Overwriting case equality method
The big part of my work in gabi is to process the data in form of the Ruby Hash. If some keys are present and have a particular value I have to apply some logic. The trouble here is that the Hash can hold multiple nested Hashes.
I’ve used to apply if
statements with Hash#has_key?
method which as you might guess resulted in a verbose code. Hard to have a good sleep if you know that somewhere in your project there’s a hairy code like that. So I’ve spent some time trying to rectify this situation.
Looking with envy at the Elixir’s pattern matching I wanted to have something similar. A way of specifying how a part of a Hash looks like, without going into details what the values are.
The idea that I came up with is to use the recently covered on my blog the case equality method.
After all the purpose of it is to overwrite it in your own class in order “to provide meaningful semantics in case statements”.

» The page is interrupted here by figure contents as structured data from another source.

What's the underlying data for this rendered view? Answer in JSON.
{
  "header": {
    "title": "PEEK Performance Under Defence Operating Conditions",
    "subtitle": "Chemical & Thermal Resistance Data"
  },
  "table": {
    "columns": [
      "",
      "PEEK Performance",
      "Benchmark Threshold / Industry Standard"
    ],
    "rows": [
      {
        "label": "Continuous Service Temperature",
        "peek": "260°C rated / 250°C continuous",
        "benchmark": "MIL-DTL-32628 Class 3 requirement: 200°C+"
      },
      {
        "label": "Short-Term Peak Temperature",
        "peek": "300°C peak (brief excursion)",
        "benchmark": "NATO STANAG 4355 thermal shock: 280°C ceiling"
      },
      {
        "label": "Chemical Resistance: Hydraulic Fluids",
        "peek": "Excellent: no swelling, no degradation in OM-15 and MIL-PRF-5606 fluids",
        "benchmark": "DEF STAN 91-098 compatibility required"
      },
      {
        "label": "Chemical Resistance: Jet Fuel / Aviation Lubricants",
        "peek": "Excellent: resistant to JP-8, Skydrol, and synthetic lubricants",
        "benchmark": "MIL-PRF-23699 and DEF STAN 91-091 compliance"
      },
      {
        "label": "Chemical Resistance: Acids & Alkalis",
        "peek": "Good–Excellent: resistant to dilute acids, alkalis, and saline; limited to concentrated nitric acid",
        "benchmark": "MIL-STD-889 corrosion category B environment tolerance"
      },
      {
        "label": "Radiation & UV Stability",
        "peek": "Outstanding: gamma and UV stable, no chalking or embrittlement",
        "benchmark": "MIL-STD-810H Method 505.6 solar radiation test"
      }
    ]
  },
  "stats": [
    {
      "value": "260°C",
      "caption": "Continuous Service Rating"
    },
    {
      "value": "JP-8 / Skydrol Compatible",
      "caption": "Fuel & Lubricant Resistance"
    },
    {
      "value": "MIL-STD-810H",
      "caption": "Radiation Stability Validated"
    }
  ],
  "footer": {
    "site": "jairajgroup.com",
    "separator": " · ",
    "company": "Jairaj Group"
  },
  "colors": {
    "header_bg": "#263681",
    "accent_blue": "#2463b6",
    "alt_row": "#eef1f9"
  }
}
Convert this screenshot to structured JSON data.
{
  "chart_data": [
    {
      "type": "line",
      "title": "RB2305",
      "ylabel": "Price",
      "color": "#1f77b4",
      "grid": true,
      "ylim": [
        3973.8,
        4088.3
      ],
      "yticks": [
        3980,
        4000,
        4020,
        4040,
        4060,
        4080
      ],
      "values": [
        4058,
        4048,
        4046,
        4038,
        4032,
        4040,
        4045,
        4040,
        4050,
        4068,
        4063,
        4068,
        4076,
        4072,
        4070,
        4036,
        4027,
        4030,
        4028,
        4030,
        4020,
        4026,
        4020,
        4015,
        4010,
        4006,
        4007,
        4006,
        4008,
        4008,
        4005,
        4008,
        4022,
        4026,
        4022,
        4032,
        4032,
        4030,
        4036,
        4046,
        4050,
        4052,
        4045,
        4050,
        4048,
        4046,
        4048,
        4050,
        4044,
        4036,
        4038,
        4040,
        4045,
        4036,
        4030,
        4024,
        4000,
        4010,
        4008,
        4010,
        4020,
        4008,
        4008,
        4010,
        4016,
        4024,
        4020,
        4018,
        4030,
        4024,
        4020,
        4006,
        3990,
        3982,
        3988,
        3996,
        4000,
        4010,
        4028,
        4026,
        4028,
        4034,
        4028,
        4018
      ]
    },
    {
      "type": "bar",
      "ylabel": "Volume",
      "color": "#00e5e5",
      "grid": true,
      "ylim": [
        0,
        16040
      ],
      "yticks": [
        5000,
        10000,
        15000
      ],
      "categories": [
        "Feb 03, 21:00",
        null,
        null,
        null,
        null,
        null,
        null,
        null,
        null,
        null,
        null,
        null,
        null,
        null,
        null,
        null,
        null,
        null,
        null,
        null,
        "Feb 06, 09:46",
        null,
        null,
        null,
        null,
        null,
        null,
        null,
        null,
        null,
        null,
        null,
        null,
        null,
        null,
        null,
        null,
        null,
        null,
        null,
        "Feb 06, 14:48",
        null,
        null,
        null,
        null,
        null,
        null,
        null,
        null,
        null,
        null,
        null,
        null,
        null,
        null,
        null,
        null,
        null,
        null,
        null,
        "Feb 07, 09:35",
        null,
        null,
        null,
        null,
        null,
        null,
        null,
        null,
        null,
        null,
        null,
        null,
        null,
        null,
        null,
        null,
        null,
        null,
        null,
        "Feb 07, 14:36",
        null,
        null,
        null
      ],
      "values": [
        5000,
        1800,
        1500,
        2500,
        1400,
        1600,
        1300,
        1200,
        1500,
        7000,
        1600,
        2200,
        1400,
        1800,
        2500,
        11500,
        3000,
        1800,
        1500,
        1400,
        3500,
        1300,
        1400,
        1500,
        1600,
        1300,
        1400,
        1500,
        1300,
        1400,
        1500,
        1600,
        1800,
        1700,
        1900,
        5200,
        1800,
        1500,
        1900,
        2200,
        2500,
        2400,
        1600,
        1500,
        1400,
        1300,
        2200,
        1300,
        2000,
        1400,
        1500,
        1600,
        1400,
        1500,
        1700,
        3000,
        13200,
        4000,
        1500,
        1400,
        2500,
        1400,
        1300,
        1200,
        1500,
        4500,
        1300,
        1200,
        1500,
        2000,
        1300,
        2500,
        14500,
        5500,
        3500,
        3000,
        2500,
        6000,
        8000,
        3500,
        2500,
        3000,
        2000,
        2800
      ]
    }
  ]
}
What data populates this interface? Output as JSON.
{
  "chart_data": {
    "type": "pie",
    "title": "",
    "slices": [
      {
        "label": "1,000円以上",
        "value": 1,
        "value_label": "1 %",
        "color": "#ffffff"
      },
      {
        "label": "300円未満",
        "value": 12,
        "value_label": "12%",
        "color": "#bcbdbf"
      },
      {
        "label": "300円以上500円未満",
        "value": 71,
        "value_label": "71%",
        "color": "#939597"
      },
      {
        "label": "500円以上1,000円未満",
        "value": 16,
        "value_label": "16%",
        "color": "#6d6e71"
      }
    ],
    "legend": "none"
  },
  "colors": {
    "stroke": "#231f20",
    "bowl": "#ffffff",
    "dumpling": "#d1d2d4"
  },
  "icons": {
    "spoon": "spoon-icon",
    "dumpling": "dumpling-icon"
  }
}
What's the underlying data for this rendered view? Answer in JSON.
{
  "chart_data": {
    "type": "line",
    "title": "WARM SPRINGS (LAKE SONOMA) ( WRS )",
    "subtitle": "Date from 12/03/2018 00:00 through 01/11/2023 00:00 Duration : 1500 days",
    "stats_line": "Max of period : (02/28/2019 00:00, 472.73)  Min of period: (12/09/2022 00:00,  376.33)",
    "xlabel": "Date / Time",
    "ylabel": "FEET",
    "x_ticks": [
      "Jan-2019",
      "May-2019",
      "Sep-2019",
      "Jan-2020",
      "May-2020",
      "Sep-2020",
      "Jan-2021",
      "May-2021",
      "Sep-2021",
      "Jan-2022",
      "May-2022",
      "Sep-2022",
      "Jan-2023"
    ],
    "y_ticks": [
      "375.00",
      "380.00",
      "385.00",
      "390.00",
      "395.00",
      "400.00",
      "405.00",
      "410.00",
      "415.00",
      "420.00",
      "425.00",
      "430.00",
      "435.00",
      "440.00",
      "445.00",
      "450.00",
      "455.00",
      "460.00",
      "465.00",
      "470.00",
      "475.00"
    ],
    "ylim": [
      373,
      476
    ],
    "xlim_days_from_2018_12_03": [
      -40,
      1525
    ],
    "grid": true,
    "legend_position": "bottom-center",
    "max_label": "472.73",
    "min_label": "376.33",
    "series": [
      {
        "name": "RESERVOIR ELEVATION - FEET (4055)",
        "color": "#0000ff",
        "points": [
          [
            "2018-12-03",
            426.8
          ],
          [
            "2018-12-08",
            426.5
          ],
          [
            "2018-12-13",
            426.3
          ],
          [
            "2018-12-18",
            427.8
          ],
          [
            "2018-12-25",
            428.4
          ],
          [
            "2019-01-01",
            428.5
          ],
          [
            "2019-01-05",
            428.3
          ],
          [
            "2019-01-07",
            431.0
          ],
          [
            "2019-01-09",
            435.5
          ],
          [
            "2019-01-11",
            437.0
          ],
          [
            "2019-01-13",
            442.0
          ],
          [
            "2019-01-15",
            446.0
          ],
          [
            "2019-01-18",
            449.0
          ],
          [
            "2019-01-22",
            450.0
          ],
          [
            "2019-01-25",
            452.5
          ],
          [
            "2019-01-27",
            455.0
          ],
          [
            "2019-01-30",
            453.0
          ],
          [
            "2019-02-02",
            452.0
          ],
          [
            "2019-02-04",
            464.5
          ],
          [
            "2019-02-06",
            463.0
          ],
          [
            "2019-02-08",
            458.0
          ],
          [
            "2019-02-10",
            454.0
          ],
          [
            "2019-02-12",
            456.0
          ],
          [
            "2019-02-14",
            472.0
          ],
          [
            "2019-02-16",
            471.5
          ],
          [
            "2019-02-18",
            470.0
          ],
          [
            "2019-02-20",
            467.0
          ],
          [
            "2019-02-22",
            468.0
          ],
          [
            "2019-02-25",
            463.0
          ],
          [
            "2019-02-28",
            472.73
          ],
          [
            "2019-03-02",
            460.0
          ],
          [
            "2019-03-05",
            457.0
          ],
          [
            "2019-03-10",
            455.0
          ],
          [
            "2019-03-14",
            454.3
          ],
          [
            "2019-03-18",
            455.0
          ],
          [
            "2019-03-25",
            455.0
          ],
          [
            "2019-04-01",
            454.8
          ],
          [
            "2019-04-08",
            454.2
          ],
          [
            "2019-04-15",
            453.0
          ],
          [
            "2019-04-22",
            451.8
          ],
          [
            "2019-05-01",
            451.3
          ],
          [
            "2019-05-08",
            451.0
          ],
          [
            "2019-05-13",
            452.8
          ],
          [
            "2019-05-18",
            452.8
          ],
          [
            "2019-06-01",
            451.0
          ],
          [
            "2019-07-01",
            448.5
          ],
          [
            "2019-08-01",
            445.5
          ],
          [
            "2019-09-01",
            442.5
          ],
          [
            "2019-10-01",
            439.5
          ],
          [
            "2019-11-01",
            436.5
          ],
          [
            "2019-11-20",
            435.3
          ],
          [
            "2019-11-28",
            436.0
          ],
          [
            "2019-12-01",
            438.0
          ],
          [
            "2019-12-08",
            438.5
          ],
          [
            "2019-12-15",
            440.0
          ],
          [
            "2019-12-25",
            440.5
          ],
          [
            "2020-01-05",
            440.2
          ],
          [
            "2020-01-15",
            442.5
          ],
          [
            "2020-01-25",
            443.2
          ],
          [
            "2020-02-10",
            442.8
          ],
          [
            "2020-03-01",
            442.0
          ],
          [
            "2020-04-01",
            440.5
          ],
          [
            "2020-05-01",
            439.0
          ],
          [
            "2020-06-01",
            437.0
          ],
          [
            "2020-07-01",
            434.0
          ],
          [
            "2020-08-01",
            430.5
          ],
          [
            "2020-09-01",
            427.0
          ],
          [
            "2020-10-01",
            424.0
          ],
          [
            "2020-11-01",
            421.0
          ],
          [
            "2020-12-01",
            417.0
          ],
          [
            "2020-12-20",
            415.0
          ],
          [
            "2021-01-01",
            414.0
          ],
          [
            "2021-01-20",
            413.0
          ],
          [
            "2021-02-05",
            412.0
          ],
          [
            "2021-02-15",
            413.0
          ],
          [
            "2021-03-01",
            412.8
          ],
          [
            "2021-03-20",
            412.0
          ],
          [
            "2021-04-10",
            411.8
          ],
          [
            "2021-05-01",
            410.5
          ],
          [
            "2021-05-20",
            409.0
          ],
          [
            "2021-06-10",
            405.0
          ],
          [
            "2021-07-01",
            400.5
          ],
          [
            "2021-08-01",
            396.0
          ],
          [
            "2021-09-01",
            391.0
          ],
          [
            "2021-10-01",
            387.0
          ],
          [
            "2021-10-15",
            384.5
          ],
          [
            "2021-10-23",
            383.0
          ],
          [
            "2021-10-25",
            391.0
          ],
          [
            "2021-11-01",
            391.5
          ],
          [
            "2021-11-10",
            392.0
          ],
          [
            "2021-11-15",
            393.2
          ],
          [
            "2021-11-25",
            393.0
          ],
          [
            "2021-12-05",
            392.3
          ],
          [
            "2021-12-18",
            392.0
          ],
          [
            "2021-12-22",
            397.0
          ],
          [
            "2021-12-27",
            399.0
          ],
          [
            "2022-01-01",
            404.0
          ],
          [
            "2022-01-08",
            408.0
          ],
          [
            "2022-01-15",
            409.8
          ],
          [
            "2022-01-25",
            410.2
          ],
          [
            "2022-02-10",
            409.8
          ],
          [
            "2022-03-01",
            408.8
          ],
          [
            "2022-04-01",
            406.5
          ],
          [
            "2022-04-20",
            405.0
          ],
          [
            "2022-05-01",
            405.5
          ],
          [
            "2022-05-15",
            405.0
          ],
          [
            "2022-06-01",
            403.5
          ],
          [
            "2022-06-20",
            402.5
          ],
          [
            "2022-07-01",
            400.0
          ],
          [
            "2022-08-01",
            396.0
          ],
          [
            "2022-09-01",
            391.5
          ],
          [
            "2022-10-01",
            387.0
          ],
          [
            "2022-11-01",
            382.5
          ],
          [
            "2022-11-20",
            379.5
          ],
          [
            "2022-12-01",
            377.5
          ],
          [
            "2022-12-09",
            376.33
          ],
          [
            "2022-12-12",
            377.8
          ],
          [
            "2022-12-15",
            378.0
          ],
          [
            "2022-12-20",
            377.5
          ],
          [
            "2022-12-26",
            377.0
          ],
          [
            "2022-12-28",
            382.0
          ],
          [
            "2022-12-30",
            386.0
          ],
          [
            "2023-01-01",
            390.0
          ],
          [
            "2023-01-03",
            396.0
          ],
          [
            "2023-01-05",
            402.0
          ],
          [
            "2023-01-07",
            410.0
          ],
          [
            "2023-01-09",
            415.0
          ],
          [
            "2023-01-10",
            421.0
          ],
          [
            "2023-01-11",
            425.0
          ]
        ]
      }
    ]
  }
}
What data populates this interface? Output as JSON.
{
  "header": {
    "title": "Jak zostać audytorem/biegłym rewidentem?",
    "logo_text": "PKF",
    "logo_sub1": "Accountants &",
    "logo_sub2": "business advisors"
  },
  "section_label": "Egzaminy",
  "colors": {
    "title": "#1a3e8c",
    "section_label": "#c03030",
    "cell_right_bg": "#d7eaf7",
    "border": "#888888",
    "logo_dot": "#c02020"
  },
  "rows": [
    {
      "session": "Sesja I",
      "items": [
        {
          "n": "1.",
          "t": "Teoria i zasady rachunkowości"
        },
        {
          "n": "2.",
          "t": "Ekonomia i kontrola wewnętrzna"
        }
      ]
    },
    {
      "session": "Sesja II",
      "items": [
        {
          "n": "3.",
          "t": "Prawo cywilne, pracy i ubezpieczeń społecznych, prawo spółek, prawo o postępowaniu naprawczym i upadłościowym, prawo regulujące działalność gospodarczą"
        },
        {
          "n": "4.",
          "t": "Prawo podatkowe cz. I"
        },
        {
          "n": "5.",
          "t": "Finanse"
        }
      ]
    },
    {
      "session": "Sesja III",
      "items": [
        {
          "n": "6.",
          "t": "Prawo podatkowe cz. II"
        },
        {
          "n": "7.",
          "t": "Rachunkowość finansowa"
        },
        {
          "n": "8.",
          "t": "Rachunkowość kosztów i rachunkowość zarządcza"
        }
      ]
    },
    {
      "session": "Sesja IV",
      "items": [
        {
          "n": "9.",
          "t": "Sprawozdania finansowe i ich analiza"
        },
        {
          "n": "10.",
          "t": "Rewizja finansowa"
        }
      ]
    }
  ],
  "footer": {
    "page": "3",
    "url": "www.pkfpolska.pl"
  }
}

When a value of a Hash is indiffirent I can “match” it against Object
since everything in Ruby is an Object
. Or use the ActiveSupport’s Object.present?
method.
The goal was to make this:
if input["a"] &&
input.fetch("b", {})["c"].present?
#do something
elsif input.fetch("d", {})["e"]&.downcase == "no" ||
input.fetch("d", {})["f"]&.downcase == "yes"
#do something else
elsif input.fetch("g", 0) > 0
#do something completely else
end
Look like this:
case input
when Includes["a" => Object, "b" => {"c" => :present?.to_proc}]
#do something
when Includes["d" => {"e" => /^no$/i}],
Includes["d" => {"f" => /^yes$/i}]
#do something else
when Includes["g" => -> v { v > 0 }]
#do something completely else
end
The implementation that achieves it:
module Includes
def self.[](*args)
arg, *rest = args
if rest.empty?
case arg
when ::Hash
Includes::Hash.new(arg)
when ::Array
Includes::Array.new(arg)
else
Includes::Array.new([arg])
end
else
Includes::Array.new(args)
end
end
class Abstract
def initialize(obj)
@obj = obj
end
def wrap(arg)
case arg
when ::Array
Includes::Array.new(arg)
when ::Hash
Includes::Hash.new(arg)
else
arg
end
end
end
class Hash < Abstract
def ===(other)
case other
when ::Hash, Hash
if @obj.empty?
@obj === other
else
@obj.all? do |(key, value)|
other.has_key?(key) && wrap(value) === other[key]
end
end
else
@obj === other
end
end
end
class Array < Abstract
def ===(other)
case other
when ::Array, Array
if @obj.empty?
@obj === other
else
@obj.all? do |value|
other.any? do |o|
wrap(value) === o
end
end
end
else
@obj === other
end
end
end
end
For sure it’s not a full blown pattern matching library. But it’s small, simple and makes the job done.